Typically, you will need to put down at least 3% of the purchase price. If your down payment is 20% of the purchase price of the home or higher, you will avoid paying for private mortgage insurance.

The amount of your down payment will be determined by the lender. Your credit score, debt-to-income ratio, and other factors will be used to figure out how much money you will need to put down when buying a home.

What is the Earnest Money Deposit?

When you make an offer on a home, you will include an earnest money deposit. This money is used to help convince the seller you are serious about buying the home. A higher earnest money deposit can help your offer stand out if the seller receives multiple offers on the property.

For the seller, the earnest money deposit allows them to take them home off the market. They will feel confident the deal will close if the buyer includes a large enough earnest money deposit. If the buyer pulls out of the deal, the seller keeps the earnest money deposit, in some circumstances.

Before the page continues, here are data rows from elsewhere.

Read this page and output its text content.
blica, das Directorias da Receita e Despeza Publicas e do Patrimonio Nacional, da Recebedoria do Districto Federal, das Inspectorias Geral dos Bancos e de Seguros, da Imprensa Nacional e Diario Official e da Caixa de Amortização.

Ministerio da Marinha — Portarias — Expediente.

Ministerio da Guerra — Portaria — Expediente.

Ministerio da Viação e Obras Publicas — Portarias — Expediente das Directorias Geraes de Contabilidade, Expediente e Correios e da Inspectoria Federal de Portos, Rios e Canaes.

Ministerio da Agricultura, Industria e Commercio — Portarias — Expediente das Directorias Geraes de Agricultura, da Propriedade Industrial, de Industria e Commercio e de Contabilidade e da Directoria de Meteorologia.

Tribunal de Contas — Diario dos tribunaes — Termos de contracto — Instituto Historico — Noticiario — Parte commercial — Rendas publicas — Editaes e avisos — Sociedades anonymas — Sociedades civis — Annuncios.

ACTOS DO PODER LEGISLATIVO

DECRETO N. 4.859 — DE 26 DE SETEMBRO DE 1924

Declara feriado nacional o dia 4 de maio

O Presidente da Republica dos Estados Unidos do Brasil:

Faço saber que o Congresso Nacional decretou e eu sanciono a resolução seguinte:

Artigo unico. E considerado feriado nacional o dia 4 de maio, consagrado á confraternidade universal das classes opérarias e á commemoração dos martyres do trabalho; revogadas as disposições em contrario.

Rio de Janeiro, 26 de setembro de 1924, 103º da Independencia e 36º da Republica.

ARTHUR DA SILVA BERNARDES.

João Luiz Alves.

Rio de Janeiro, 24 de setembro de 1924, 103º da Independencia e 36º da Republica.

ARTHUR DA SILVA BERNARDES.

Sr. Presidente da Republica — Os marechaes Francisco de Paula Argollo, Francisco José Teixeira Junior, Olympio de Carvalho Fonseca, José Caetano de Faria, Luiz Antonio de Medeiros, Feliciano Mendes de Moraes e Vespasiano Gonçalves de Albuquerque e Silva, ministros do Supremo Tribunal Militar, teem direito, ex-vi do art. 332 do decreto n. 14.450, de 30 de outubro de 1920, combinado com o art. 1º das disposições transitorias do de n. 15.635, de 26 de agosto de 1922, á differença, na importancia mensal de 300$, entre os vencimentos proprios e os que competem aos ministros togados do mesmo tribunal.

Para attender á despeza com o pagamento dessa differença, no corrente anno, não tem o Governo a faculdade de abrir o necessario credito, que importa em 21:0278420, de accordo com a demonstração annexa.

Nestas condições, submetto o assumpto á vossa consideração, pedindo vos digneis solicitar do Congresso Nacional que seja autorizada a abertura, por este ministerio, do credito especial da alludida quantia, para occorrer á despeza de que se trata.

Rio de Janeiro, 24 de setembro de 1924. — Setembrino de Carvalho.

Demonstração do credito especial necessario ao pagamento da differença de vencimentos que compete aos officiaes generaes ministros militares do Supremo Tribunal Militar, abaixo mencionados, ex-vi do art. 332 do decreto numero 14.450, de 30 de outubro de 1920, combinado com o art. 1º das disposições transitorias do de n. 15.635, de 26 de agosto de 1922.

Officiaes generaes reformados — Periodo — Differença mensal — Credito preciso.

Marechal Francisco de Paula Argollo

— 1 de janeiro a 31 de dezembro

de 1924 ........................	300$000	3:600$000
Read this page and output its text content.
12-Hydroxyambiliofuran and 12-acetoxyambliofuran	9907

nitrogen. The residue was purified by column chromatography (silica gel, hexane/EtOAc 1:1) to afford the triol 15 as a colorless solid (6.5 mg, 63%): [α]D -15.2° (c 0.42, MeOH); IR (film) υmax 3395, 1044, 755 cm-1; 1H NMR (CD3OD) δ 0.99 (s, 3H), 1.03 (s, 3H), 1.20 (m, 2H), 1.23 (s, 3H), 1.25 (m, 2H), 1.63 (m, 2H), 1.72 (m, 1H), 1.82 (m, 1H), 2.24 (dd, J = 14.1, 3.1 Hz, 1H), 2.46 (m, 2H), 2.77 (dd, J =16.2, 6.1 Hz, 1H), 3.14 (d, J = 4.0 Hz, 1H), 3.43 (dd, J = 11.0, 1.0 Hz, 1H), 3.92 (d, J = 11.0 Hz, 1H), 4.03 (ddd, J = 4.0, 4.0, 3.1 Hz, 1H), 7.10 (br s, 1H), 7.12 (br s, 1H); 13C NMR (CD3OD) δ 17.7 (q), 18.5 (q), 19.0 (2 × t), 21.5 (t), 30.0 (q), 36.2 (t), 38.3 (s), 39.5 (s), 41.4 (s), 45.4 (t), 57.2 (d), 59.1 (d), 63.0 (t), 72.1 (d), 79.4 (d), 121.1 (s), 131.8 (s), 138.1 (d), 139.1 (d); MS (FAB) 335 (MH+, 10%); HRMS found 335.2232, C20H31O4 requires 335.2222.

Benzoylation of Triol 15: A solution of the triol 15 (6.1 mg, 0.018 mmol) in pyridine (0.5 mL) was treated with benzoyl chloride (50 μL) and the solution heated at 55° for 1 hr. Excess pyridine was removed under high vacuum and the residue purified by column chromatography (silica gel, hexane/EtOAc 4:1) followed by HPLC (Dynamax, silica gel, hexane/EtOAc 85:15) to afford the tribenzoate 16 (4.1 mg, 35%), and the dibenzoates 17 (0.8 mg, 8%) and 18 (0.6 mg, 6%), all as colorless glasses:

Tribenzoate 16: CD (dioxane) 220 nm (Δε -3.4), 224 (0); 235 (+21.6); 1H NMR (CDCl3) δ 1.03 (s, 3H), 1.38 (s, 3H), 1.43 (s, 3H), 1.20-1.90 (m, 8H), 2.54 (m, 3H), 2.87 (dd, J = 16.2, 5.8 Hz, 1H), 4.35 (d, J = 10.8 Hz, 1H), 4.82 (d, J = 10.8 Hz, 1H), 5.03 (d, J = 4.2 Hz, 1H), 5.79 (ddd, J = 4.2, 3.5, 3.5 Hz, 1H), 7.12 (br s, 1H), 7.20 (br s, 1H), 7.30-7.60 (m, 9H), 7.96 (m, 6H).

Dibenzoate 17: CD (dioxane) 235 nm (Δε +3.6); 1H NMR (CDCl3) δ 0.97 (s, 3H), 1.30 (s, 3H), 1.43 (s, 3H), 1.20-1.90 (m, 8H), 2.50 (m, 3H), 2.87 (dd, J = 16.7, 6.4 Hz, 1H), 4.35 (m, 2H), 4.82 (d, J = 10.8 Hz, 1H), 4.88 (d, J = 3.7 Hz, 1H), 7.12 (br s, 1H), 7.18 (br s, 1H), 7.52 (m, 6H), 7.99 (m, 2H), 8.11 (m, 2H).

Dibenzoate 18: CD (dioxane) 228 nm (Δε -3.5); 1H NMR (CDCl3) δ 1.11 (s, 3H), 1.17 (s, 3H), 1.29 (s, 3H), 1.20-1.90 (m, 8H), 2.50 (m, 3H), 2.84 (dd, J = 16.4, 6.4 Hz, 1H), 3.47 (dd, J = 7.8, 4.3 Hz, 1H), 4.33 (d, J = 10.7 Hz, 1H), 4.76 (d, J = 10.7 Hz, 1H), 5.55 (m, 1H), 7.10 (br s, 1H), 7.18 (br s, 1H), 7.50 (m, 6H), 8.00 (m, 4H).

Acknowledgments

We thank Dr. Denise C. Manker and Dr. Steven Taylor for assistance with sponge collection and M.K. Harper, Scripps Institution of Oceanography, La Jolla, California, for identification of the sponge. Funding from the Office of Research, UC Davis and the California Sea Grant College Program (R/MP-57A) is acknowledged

The amount offered for earnest money depends on what you feel comfortable with. It's common to offer around 3% of the purchase price of the home, but you can offer more or less.

How the Down Payment and Earnest Money Deposit Work Together

When a buyer makes an offer and the seller accepts it, a purchase agreement is signed. The earnest money deposit is paid at this time, based on the offer made by the buyer and accepted by the seller.

The money will be held by an escrow company until the deal closes. When the deal closes, the earnest money deposit is credited towards the down payment or towards closing fees.

If you're a first-time homebuyer, you want to make sure you provide a large enough earnest money deposit to be taken seriously by the seller. Your real estate agent will be able to help you choose the right amount when you make an offer on a home.